Aunque este cuadro de conjunto da una idea bastante clara del aspecto triádico exterior de la filosofía de Hegel, no responde, en cambio, a su manera de exponerlo. Su objetivo y su pretensión consistían en mostrar cómo la cadena o serie es engendrada progresivamente por el ritmo triádico: cada término de la cadena no es como un término inerte, producto de una clasificación lógica; cada término en sí es un planteamiento del espíritu o, como decía Hegel, una definición de lo absoluto, con el deseo de permanecer consigo (bei sich) y vencer así la negación y la exterioridad. En cada uno hay, pues, una potencia dialéctica que lo impulsa a negarse a sí mismo en un segundo término, para reencontrarse en un tercero, después de esa negación; este tercer término es el punto de partida de una segunda tríada, y el movimiento continúa así hasta la realidad que contiene en sí todas las negaciones. Es como una serie de pulsaciones, cada una de las cuales es, por su forma, idéntica a la precedente, y cuya acumulación misma engendra, sin embargo, realidades nuevas.

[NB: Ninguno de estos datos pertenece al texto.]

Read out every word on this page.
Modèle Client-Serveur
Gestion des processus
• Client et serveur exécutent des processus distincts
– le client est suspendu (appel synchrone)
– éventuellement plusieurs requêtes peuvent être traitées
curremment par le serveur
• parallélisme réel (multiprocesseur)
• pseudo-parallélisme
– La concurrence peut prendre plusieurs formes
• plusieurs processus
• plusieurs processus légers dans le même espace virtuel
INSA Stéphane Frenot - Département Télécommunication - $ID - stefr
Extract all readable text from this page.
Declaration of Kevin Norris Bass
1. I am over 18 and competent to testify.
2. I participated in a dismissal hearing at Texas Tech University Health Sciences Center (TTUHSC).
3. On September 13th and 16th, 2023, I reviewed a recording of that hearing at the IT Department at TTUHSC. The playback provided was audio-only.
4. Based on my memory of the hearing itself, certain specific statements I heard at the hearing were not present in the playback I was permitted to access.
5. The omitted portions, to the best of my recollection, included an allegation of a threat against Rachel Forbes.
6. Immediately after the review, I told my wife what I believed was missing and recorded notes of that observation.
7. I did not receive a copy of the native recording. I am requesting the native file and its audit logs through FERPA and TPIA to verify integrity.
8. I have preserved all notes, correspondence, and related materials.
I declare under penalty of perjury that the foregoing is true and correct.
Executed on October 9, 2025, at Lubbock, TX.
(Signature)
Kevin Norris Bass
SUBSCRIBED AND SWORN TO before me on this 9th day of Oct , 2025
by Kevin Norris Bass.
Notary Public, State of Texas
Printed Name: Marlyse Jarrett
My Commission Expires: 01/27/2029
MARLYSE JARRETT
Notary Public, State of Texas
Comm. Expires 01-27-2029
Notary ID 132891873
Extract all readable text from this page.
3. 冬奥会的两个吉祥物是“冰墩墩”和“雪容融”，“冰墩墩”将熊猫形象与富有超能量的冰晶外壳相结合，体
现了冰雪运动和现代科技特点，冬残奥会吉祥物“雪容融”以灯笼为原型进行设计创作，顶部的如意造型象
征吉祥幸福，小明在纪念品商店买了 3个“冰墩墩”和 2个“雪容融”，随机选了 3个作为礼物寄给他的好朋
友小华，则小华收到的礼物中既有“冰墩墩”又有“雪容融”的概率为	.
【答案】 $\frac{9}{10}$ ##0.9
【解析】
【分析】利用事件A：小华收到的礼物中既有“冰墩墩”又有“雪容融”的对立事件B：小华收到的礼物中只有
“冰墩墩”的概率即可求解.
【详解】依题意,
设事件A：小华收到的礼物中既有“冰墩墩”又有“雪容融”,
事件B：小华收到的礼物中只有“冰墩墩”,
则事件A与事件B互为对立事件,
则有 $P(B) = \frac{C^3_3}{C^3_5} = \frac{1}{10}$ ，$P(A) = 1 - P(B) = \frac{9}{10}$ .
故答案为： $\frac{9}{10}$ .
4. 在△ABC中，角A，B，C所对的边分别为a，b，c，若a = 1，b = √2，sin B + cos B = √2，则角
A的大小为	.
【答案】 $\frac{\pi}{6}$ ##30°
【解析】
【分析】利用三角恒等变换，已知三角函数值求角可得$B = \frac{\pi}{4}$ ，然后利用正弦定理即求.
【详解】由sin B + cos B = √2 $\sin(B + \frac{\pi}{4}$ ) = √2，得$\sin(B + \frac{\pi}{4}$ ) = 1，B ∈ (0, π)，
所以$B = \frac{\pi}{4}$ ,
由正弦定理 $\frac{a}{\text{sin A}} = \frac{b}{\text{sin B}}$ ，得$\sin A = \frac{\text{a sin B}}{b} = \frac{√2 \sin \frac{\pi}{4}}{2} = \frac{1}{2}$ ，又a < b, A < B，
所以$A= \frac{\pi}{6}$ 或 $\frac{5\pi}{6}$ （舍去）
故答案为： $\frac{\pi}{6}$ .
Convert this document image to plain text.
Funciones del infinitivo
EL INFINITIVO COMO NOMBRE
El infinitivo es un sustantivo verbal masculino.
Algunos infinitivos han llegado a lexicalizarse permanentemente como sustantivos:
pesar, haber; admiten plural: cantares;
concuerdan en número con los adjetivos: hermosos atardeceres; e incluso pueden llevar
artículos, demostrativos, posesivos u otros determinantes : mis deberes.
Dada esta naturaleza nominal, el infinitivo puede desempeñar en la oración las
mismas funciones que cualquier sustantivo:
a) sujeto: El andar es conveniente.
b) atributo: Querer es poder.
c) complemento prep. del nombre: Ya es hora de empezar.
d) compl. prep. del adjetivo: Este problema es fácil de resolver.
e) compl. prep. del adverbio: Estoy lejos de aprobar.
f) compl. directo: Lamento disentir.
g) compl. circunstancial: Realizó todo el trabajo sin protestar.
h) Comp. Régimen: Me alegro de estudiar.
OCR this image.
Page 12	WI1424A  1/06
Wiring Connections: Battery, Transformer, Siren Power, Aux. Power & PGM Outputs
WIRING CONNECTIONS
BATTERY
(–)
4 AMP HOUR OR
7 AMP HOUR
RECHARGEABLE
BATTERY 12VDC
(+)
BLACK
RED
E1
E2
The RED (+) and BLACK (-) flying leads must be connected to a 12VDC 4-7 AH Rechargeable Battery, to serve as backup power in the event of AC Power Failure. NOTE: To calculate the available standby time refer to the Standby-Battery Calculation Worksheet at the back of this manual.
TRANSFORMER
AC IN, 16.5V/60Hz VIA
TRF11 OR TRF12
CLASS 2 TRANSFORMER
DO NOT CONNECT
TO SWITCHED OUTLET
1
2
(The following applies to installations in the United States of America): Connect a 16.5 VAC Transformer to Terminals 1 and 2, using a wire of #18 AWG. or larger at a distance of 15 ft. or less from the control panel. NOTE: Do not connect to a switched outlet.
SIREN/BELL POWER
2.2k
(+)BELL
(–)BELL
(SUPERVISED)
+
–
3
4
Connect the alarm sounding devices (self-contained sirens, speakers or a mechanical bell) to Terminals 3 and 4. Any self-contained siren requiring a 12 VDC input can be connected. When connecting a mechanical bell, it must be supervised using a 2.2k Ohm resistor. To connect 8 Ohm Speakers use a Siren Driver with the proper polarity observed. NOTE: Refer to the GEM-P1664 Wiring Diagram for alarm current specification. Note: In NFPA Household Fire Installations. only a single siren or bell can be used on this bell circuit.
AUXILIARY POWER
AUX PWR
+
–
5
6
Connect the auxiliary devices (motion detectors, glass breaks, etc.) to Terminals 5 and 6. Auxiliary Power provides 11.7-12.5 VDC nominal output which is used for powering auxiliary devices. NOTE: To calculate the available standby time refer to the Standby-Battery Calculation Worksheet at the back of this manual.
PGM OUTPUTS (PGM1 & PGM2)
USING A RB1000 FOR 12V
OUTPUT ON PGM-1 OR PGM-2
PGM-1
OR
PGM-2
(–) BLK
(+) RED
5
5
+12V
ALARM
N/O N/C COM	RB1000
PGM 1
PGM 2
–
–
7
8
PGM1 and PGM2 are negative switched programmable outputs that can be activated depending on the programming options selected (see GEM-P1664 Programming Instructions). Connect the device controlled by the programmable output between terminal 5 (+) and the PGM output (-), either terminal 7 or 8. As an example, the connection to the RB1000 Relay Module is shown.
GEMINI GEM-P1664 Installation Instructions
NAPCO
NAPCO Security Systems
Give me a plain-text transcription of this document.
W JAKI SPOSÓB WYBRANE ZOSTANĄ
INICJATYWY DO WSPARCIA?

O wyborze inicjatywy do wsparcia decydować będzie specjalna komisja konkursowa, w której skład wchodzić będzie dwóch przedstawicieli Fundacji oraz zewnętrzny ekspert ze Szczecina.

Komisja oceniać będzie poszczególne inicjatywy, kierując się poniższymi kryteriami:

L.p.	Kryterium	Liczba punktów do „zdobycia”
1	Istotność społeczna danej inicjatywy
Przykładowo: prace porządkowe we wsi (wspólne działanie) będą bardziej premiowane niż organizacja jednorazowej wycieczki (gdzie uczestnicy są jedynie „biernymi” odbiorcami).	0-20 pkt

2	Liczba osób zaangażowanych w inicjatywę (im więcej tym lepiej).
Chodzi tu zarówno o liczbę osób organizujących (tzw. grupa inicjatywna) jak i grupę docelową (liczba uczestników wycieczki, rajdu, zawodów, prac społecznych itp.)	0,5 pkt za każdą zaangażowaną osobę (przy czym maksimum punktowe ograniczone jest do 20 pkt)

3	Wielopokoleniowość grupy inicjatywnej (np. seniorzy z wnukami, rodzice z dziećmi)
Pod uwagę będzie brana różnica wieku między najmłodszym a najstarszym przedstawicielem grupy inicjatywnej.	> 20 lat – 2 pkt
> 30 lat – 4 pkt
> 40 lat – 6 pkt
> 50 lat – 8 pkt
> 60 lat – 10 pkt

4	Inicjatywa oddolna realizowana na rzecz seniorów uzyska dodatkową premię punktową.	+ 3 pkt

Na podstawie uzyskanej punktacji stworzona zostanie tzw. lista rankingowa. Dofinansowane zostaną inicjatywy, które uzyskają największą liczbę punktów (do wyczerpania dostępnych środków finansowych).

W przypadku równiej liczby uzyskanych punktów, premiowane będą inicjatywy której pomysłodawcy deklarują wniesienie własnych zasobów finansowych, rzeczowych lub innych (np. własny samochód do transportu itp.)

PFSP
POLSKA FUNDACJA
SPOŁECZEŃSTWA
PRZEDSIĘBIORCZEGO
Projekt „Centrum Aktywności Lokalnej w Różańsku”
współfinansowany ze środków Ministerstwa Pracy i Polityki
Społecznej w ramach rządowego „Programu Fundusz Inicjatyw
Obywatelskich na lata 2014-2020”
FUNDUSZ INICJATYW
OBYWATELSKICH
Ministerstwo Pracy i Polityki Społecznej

El método hegeliano, sin embargo, no presenta esa nitidez más que de modo ideal y con frecuencia resulta imposible descubrir en claridad el ritmo triádico, sobre todo en lógica.
Fuente: Bréhier, Emile. Historia de la filosofía (2 vols.). Traducción de Juan Antonio Pérez Millán y Mª Dolores Morán. Madrid: Editorial Tecnos, 1988.